Nei giorni scorsi, durante l'udienza dinanzi alla Corte d’appello di Reggio Calabria del processo “Meta”, che vede imputati i capi della ‘Ndrangheta del “mandamento Centro”, il capo del gruppo degli “scissionisti” (Condello, Imerti, Serraino, Rosmini) che negli anni'80 iniziò una guerra contro gli altri clan storici De Stefano-Libri-Latella, si è reso protagonista di un vero e proprio “show”.
Condello avrebbe voluto presenziare al processo vestito da straccione con maglia e pantaloni strappati e un sacchetto della spazzatura in mano. La polizia penitenziaria lo ha subito bloccato dopo avere avvertito la Corte d’Appello, la Dda e il suo avvocato. Quindi, una volta uscito, è rientrato dopo essersi cambiato.

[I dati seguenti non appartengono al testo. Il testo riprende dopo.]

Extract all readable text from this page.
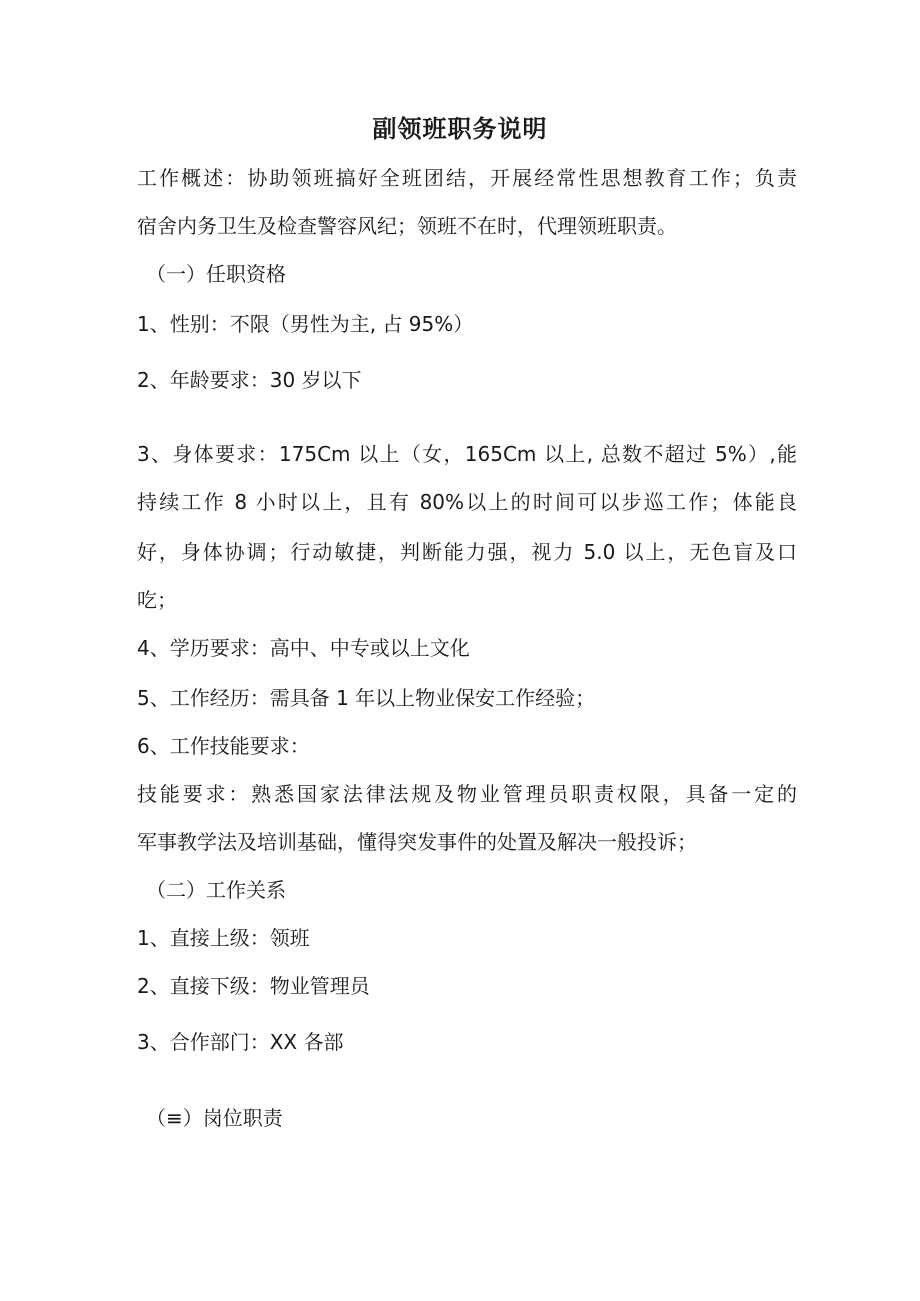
副领班职务说明
工作概述：协助领班搞好全班团结，开展经常性思想教育工作；负责
宿舍内务卫生及检查警容风纪；领班不在时，代理领班职责。
（一）任职资格
1、性别：不限（男性为主, 占 95%）
2、年龄要求：30 岁以下
3、身体要求：175Cm 以上（女，165Cm 以上, 总数不超过 5%）,能
持续工作 8 小时以上，且有 80%以上的时间可以步巡工作；体能良
好，身体协调；行动敏捷，判断能力强，视力 5.0 以上，无色盲及口
吃；
4、学历要求：高中、中专或以上文化
5、工作经历：需具备 1 年以上物业保安工作经验；
6、工作技能要求：
技能要求：熟悉国家法律法规及物业管理员职责权限，具备一定的
军事教学法及培训基础，懂得突发事件的处置及解决一般投诉；
（二）工作关系
1、直接上级：领班
2、直接下级：物业管理员
3、合作部门：XX 各部
（≡）岗位职责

Immediatamente gli investigatori hanno avviato delle indagini anche per comprendere il significato di un tale atto. Certo è singolare che questo sia stato fatto nella prima udienza del processo d'appello nato dall'inchiesta “Meta”, condotta dal pm Giuseppe Lombardo, e che, nel 2010, oltre a scardinare le cosche reggine ha fatto luce su alcuni punti cardine per comprendere l'organizzazione criminale ma, soprattutto, chi c'è dietro.
Qual'è, dunque, il messaggio che si nasconde dietro ad un'azione tanto eclatante? Cosa voleva dire uno dei capi supremi della 'Ndrangheta? A chi era diretto il messaggio? Quale il significato dietro al cambio di vestiti e di quel sacchetto della spazzatura? Forse che si devono buttare via i “vestiti vecchi” per tornare poi “alle origini” alla vecchia forma di invisibilità ed intoccabilità? O che le famiglie devono “gettare nella spazzatura” (quindi eliminare) qualcuno, riferendosi a qualche vecchio referente della politica, dell'economia, o peggio gli elementi scomodi? In questo senso non può essere visto come un caso che vi siano state vere e proprie condanne a morte sia sul fronte siciliano, con il pm Nino Di Matteo nel mirino, che su quello calabrese, con i magistrati Giuseppe Lombardo e Nicola Gratteri.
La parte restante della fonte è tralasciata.